Please help with this

[nathan411]

A(-2, 1), B(6, 5) and C(4, k) are the vertices of a right- angled triangle ABC.
Angle ABC is the right angle.

Find an equation of the line that passes through A and C.
Give your answer in the form ay + bx + c where a, b and c are integers.

 

[Deleted member 4993]

A(-2, 1), B(6, 5) and C(4, k) are the vertices of a right- angled triangle ABC.
Angle ABC is the right angle.

Find an equation of the line that passes through A and C.
Give your answer in the form ay + bx + c where a, b and c are integers.

If a line passes through two points - whose co-ordinates are (x₁,y₁) and (x₂,y₂) - the equation of the line passing through those points is:

(y - y₁)/(x - x₁) = (y₂ - y₁)/(x₂ - x₁)

Continue....

 

[MarkFL]

Hello, and welcome to FMH!

Consider the following diagram:



I have plotted points A and B, and we know point C mut be at the intersection of the vertical line \(x=4\), and the line through B that is perpendicular to the line through A and B. Can you find the equation of this line?

 

[HallsofIvy]

"Find an equation of the line that passes through A(-2,1) and C(4, k).
Give your answer in the form ay + bx + c where a, b and c are integers."
This makes no sense. You are asked to "find an equation" but then told to "give your answer in the form ay+ bx+ c" which is not an equation! I am going to assume that the equation is supposed to be ay+ bx+ c= 0.
At the point A x= -2 and y= 1 so we have a- 2b+ c= 0.
At the point C x= 4 and y= k so we have ka+ 4b+ c= 0.
We have two equations in three unknowns so the solution will not be unique. We can eliminate c by subtracting the first equation from the second: (k-1)a+ 6b= 0. b= (1-k)a/6. Are we to assume that "k" is an integer? If so then so is 1- k and taking a= 6, an integer, b= 1- k, an integer. Putting a= 6, b= 1- k into the equation we got from point A, 6- 2(1- k)+ c= 0 so c= 2- 2k- 6= -4- 2k.

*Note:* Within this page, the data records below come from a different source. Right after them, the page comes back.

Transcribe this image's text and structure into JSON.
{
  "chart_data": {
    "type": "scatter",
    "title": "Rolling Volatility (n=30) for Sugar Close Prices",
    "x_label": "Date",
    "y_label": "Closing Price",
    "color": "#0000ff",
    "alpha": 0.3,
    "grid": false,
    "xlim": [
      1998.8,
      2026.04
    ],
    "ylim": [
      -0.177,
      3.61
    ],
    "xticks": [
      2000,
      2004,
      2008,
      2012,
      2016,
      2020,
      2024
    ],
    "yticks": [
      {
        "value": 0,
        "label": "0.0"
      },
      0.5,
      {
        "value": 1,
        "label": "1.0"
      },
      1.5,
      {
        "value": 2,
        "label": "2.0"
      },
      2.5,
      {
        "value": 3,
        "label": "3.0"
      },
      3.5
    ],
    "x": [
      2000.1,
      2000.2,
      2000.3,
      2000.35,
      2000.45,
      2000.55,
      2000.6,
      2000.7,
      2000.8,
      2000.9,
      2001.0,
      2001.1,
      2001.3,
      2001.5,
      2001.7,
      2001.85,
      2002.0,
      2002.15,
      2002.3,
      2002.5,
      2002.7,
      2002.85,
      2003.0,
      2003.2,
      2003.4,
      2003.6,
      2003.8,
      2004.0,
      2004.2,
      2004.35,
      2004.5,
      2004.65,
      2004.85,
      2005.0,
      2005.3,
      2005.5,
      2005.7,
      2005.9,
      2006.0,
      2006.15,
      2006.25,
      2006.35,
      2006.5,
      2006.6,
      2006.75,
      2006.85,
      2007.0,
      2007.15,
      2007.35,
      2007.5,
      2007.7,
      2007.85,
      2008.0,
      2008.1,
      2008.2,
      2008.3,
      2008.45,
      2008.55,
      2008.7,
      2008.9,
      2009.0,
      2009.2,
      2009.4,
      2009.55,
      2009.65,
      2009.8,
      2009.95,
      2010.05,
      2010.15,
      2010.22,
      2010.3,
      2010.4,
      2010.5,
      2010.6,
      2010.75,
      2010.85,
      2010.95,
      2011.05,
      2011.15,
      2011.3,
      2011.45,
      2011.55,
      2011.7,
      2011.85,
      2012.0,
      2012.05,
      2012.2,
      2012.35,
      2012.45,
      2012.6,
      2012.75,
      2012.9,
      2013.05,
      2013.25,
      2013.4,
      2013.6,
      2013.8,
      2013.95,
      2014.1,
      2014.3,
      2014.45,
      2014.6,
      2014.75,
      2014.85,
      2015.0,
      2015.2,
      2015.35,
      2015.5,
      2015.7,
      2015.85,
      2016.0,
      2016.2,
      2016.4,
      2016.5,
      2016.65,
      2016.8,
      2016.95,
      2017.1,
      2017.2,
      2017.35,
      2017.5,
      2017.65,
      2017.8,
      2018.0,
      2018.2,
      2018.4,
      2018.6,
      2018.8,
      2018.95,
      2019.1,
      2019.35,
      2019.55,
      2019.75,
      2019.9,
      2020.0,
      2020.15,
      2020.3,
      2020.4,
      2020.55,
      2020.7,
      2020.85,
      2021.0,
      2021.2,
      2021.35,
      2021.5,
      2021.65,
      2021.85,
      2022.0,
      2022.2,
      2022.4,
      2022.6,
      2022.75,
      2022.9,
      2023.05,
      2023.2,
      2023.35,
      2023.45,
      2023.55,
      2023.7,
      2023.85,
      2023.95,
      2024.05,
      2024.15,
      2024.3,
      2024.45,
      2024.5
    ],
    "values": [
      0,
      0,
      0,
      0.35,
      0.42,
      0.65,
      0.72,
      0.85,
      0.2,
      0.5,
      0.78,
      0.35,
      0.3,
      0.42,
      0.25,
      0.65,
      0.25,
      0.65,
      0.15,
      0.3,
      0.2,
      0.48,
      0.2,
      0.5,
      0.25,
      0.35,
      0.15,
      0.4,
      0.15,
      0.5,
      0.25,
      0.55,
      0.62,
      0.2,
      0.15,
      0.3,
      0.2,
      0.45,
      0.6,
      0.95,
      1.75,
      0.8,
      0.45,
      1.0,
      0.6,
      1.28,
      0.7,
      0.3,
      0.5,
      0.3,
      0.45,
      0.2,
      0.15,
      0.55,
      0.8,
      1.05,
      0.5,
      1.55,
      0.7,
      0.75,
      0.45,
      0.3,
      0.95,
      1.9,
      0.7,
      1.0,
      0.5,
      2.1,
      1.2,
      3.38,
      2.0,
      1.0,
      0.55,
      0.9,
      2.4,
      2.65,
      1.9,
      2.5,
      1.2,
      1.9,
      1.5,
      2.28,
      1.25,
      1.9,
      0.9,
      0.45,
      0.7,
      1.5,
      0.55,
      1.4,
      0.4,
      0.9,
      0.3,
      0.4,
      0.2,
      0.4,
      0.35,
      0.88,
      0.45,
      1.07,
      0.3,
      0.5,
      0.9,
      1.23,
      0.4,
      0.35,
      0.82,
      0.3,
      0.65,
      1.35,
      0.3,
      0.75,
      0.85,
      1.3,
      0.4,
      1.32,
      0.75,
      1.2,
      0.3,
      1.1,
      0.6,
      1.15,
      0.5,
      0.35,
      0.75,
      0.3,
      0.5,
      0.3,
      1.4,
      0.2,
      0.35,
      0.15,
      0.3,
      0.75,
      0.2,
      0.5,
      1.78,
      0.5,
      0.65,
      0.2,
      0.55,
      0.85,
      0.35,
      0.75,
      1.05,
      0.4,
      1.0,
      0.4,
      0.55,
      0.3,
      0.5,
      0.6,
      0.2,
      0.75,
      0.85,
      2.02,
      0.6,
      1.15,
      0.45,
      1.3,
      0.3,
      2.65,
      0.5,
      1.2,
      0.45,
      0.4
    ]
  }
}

An equation of the line is 6y+ (1-k)x- 4- 2k= 0.

This is a solution. Choosing a to be other non-zero multiples of 6 would give other valid solutions.

 

[Macha]

"Find an equation of the line that passes through A(-2,1) and C(4, k).
Give your answer in the form ay + bx + c where a, b and c are integers."
This makes no sense. You are asked to "find an equation" but then told to "give your answer in the form ay+ bx+ c" which is not an equation! I am going to assume that the equation is supposed to be ay+ bx+ c= 0.
At the point A x= -2 and y= 1 so we have a- 2b+ c= 0.
At the point C x= 4 and y= k so we have ka+ 4b+ c= 0.
We have two equations in three unknowns so the solution will not be unique. We can eliminate c by subtracting the first equation from the second: (k-1)a+ 6b= 0. b= (1-k)a/6. Are we to assume that "k" is an integer? If so then so is 1- k and taking a= 6, an integer, b= 1- k, an integer. Putting a= 6, b= 1- k into the equation we got from point A, 6- 2(1- k)+ c= 0 so c= 2- 2k- 6= -4- 2k.

An equation of the line is 6y+ (1-k)x- 4- 2k= 0.

This is a solution. Choosing a to be other non-zero multiples of 6 would give other valid solutions.

I believe the asker desires an equation with only the variables y and x, not k as well.

 

[Deleted member 4993]

I believe the asker desires an equation with only the variables y and x, not k as well.

MarkFL (response#3) provided the method/process needed to calculate the numerical value of "k".